Seandainya takdirnya saya memang miskin bagaimana, Tuan?”
“Kau berbicara seakan-akan kau
bisa membaca takdir. Padahal takdir itu rahasia-Nya. Yang Beliau syaratkan
adalah UPAYA-mu. Kau tahu, hal apa
yang tidak mungkin bagi Tuhan?”
“Tidak ada yang tidak mungkin bagi-Nya,
Tuan.” Pemuda itu mengernyitkan dahi. Bingung dengan penjelasan Kakek itu.
“Ada dua hal yang ‘tidak mungkin’
bagi Tuhan, anak muda. Pertama, Tuhan tidak
mungkin tidak menyayangimu. Dan kedua, Tuhan tidak akan mengubah nasibmu kecuali
kamu BERUPAYA. Tapi bukan
berarti Tuhan tidak kuasa melakukan itu.

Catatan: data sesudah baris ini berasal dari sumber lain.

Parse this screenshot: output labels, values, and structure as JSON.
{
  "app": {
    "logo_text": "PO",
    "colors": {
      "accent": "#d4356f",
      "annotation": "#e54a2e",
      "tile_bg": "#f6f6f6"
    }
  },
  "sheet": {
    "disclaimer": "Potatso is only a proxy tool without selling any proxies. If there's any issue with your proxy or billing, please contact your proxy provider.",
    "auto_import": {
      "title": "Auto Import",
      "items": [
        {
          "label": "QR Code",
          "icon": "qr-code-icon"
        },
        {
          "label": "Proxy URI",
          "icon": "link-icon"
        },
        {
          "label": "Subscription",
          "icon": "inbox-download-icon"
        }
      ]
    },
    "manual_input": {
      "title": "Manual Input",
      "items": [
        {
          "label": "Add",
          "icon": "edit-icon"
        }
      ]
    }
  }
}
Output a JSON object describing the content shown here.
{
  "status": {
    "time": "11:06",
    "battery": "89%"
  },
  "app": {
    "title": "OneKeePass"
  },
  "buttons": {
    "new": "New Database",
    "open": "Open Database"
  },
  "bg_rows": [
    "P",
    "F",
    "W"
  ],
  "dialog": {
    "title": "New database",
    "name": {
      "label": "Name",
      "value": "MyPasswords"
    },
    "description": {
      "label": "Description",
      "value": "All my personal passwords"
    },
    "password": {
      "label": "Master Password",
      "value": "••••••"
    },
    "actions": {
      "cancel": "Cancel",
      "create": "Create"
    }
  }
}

Tuhan ‘membatasi’ kuasa-Nya agar
manusia merasa perlu berupaya,
berikhtiar, dan berdoa.”
“Tapi selama ini saya merasa sudah
melakukan semua usaha itu, Tuan. Tapi nasib saya begini-begini saja—tidak berubah.”
“Akui sajalah, anak muda. Kau
pribadi yang pemalas. Kau lebih senang menunda pekerjaan daripada
menyelesaikannya. Kau lebih senang mencari alasan daripada mencari jalan keluar.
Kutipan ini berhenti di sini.